According to the image forming method of the present invention, sufficient sensitivity and high contrast can be obtained even with exposure and development for a very short time, and the physical properties of the photosensitive material (remaining color, drying in processing, roller of automatic developing machine) (Dirt, etc.).

Claims (4)

[Claims] 1. A support having at least one hydrophilic colloid layer including at least one silver halide emulsion layer on at least one surface of the support, and having a total gelatin coverage on the silver halide emulsion layer side. 1.0 to 2.0 g / m ² , and
At least one of the compounds represented by the following general formula (D) is contained in at least one of the hydrophilic colloid layers,
An image characterized in that a silver halide photographic light-sensitive material having a destaining property coefficient of 0.001 to 0.1 is processed with a total processing time of 10 to 70 seconds and a development time of 5 to 19 seconds. Forming method. Embedded image In the formula, Y ₁ represents a —N (R) — group, an oxygen atom, a sulfur atom or a selenium atom, and R represents an aliphatic group having 10 or less carbon atoms. R ₁ represents an aliphatic group, an aryl group, or a heterocyclic group; V ₁ and V ₂ each represent a hydrogen atom, an alkyl group, an alkoxy group, an aryl group, or V ₁ and V ₂ , and Represents a group forming a condensed ring. n represents 1 or 2, and m represents 0 or 1. L ₁ , L ₂ , L ₃ and L ₄ each represent a substituted or unsubstituted methine group, wherein n is 1 or 2
And when m is 0, at least one of L ₁ and L ₂ ;
When n is 1 or 2 and m is 1, at least one of L ₁ , L ₂ , L ₃ and L ₄ has a substituent satisfying SP ≦ 544. Here, SP is SP = 33.563L.

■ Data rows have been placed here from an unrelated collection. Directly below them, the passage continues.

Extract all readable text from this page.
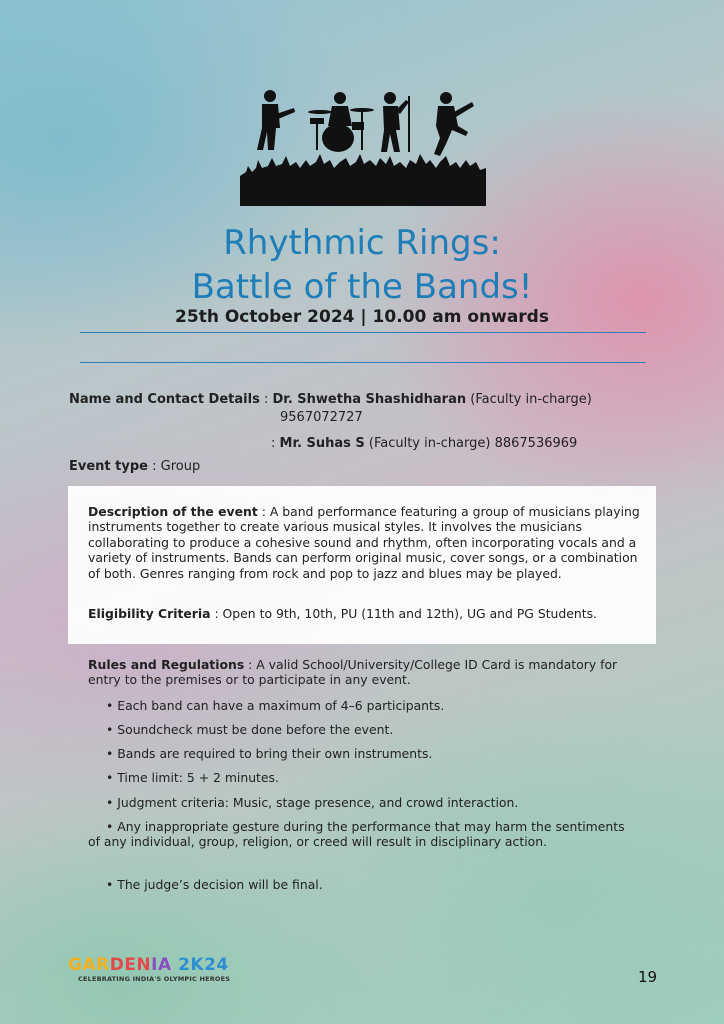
Rhythmic Rings:
Battle of the Bands!
25th October 2024 | 10.00 am onwards
Name and Contact Details : Dr. Shwetha Shashidharan (Faculty in-charge)
9567072727
: Mr. Suhas S (Faculty in-charge) 8867536969
Event type : Group
Description of the event : A band performance featuring a group of musicians playing instruments together to create various musical styles. It involves the musicians collaborating to produce a cohesive sound and rhythm, often incorporating vocals and a variety of instruments. Bands can perform original music, cover songs, or a combination of both. Genres ranging from rock and pop to jazz and blues may be played.
Eligibility Criteria : Open to 9th, 10th, PU (11th and 12th), UG and PG Students.
Rules and Regulations : A valid School/University/College ID Card is mandatory for entry to the premises or to participate in any event.
• Each band can have a maximum of 4–6 participants.
• Soundcheck must be done before the event.
• Bands are required to bring their own instruments.
• Time limit: 5 + 2 minutes.
• Judgment criteria: Music, stage presence, and crowd interaction.
• Any inappropriate gesture during the performance that may harm the sentiments of any individual, group, religion, or creed will result in disciplinary action.
• The judge’s decision will be final.
GARDENIA 2K24
CELEBRATING INDIA'S OLYMPIC HEROES	19
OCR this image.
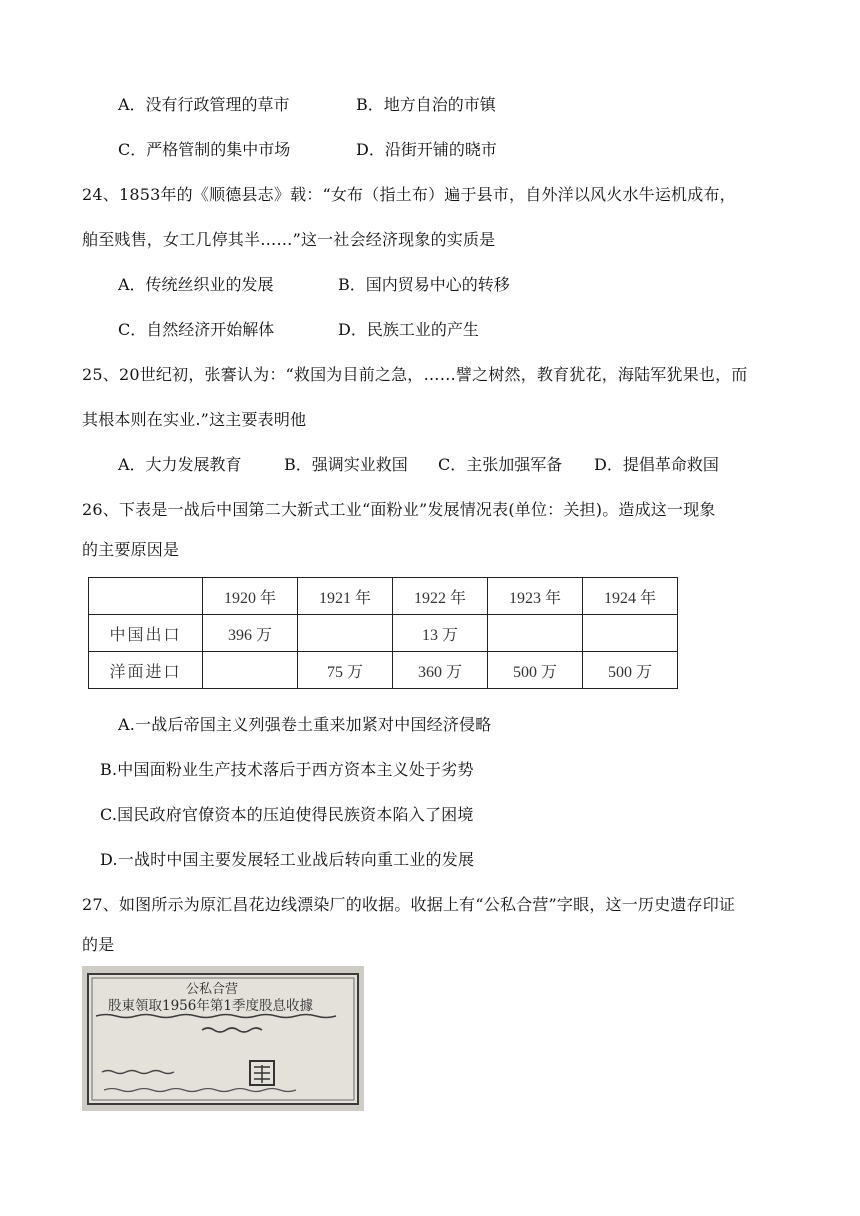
A．没有行政管理的草市	B．地方自治的市镇
C．严格管制的集中市场	D．沿街开铺的晓市
24、1853年的《顺德县志》载：“女布（指土布）遍于县市，自外洋以风火水牛运机成布，
舶至贱售，女工几停其半……”这一社会经济现象的实质是
A．传统丝织业的发展	B．国内贸易中心的转移
C．自然经济开始解体	D．民族工业的产生
25、20世纪初，张謇认为：“救国为目前之急，……譬之树然，教育犹花，海陆军犹果也，而
其根本则在实业.”这主要表明他
A．大力发展教育	B．强调实业救国 C．主张加强军备 D．提倡革命救国
26、下表是一战后中国第二大新式工业“面粉业”发展情况表(单位：关担)。造成这一现象
的主要原因是
	1920 年	1921 年	1922 年	1923 年	1924 年
中国出口	396 万		13 万		
洋面进口		75 万	360 万	500 万	500 万
A.一战后帝国主义列强卷土重来加紧对中国经济侵略
B.中国面粉业生产技术落后于西方资本主义处于劣势
C.国民政府官僚资本的压迫使得民族资本陷入了困境
D.一战时中国主要发展轻工业战后转向重工业的发展
27、如图所示为原汇昌花边线漂染厂的收据。收据上有“公私合营”字眼，这一历史遗存印证
的是
公私合营
股東領取1956年第1季度股息收據
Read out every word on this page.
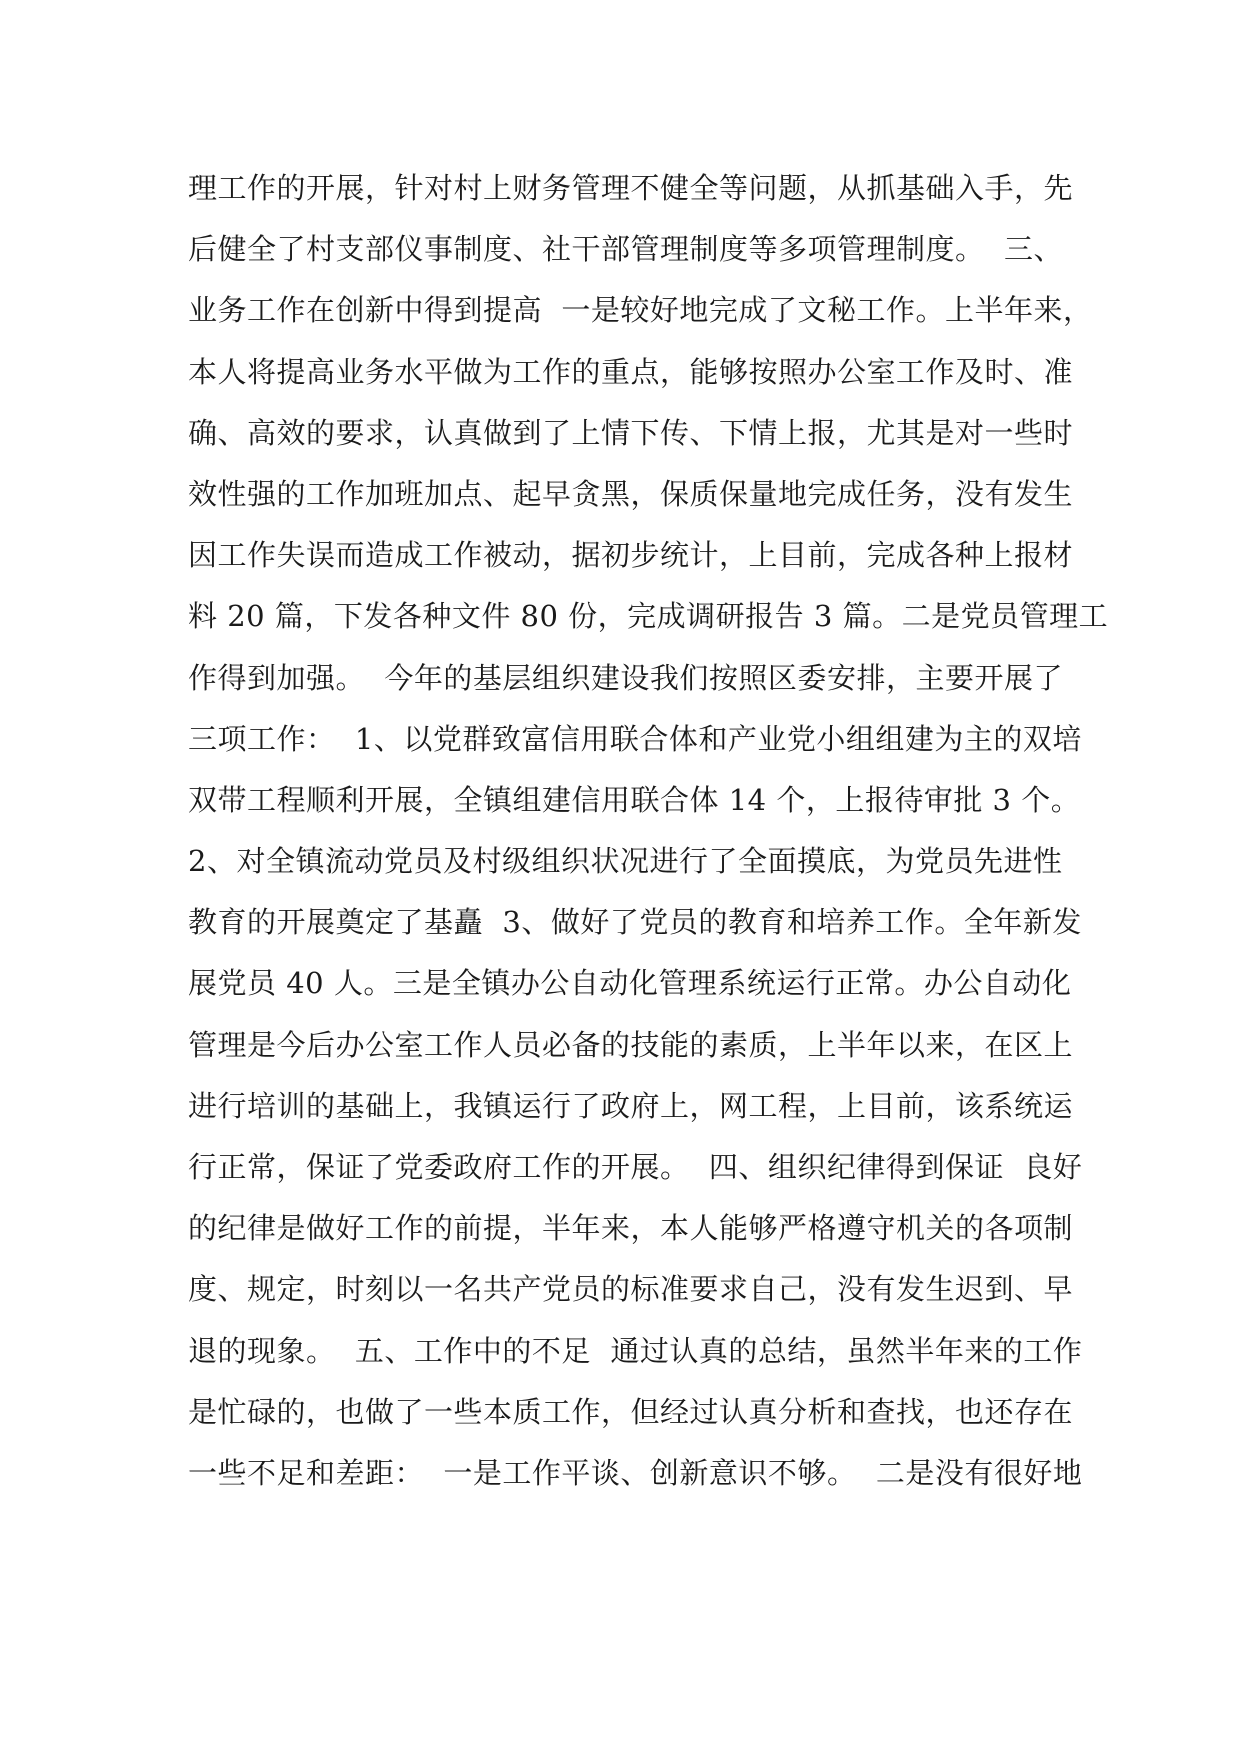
理工作的开展，针对村上财务管理不健全等问题，从抓基础入手，先
后健全了村支部仪事制度、社干部管理制度等多项管理制度。  三、
业务工作在创新中得到提高  一是较好地完成了文秘工作。上半年来，
本人将提高业务水平做为工作的重点，能够按照办公室工作及时、准
确、高效的要求，认真做到了上情下传、下情上报，尤其是对一些时
效性强的工作加班加点、起早贪黑，保质保量地完成任务，没有发生
因工作失误而造成工作被动，据初步统计，上目前，完成各种上报材
料 20 篇，下发各种文件 80 份，完成调研报告 3 篇。二是党员管理工
作得到加强。  今年的基层组织建设我们按照区委安排，主要开展了
三项工作：  1、以党群致富信用联合体和产业党小组组建为主的双培
双带工程顺利开展，全镇组建信用联合体 14 个，上报待审批 3 个。
2、对全镇流动党员及村级组织状况进行了全面摸底，为党员先进性
教育的开展奠定了基矗  3、做好了党员的教育和培养工作。全年新发
展党员 40 人。三是全镇办公自动化管理系统运行正常。办公自动化
管理是今后办公室工作人员必备的技能的素质，上半年以来，在区上
进行培训的基础上，我镇运行了政府上，网工程，上目前，该系统运
行正常，保证了党委政府工作的开展。  四、组织纪律得到保证  良好
的纪律是做好工作的前提，半年来，本人能够严格遵守机关的各项制
度、规定，时刻以一名共产党员的标准要求自己，没有发生迟到、早
退的现象。  五、工作中的不足  通过认真的总结，虽然半年来的工作
是忙碌的，也做了一些本质工作，但经过认真分析和查找，也还存在
一些不足和差距：  一是工作平谈、创新意识不够。  二是没有很好地
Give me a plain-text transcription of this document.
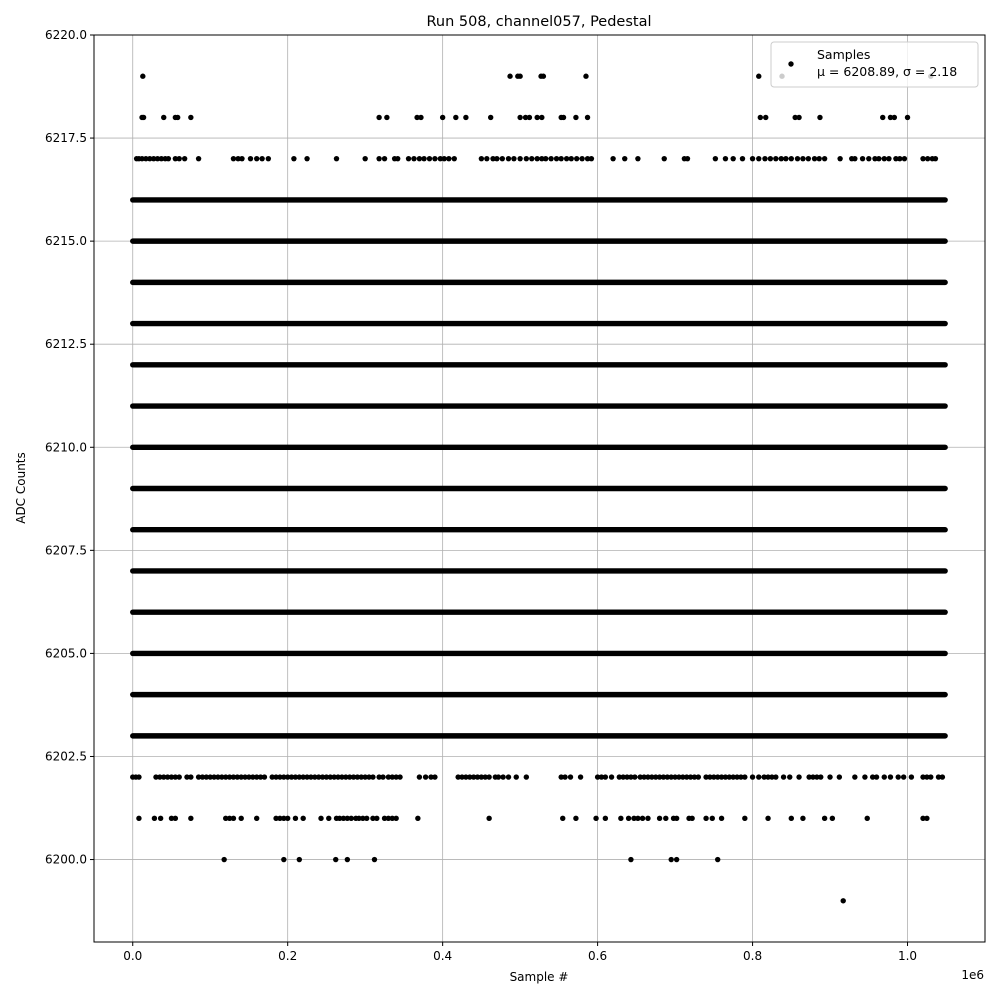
0.0	0.2	0.4	0.6	0.8	1.0
6200.0
6202.5
6205.0
6207.5
6210.0
6212.5
6215.0
6217.5
6220.0
Run 508, channel057, Pedestal
Sample #
ADC Counts
1e6
Samples
μ = 6208.89, σ = 2.18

−2.661B + 535.4, L represents a STERIMOL parameter (Å), and B represents a STERMOL parameter.
It represents the smaller value (Å) of the sum of the RIMOL parameters B ₁ + B ₄ and B ₂ + B ₃ . Q ₁ and Q ₂ each represent a non-metallic atomic group necessary for forming an acidic ring. M ₁ represents an ion necessary to offset the total charge of the molecule, and n1 represents a number required to neutralize the charge of the molecule. 2. The image forming method according to claim 1, wherein n = 1 and m = 0 in the general formula (D). 3. The image forming method according to claim 1, wherein processing is performed using a processing agent containing a developing agent represented by the following general formula (A). Embedded image Wherein each R ₁ and R ₂ are a substituted or unsubstituted alkyl group, a substituted or unsubstituted amino group, a substituted or unsubstituted alkoxy group, or a substituted or unsubstituted alkylthio group, also as R ₁ R ₂ may combine with each other to form a ring. k represents 0 or 1, when k = 1 X represents -CO- or -CS-, M ₁ and M ₂ each represent a hydrogen atom or an alkali metal atom. 4. The image forming method according to claim 1, wherein the silver halide photographic material contains a hydrazine derivative represented by the following general formula (H). Embedded image In the formula, A represents a substituted or unsubstituted aryl group or a heterocyclic group having a sulfur atom or an oxygen atom, and G represents-
(CO) _n -group, sulfonyl group, sulfinyl group, -P
Represents a (＝ O) (R ₁ ) — group or an iminomethylene group;
n represents 1 or 2, both A ₁ and A ₂ represent a hydrogen atom or one of them is a hydrogen atom and the other is a substituted or unsubstituted alkylsulfonyl group or a substituted or unsubstituted acyl group, R is a hydrogen atom, Each represents a substituted or unsubstituted alkyl group, alkenyl group, aryl group, alkoxy group, alkenyloxy group, aryloxy group, heterocyclic oxy group, amino group, carbamoyl group, or oxycarbonyl group. R ₁ is a substituted or unsubstituted alkyl group, alkenyl group, alkynyl group, aryl group, alkoxy group, alkenyloxy group, alkynyloxy group,
Represents an aryloxy group or an amino group.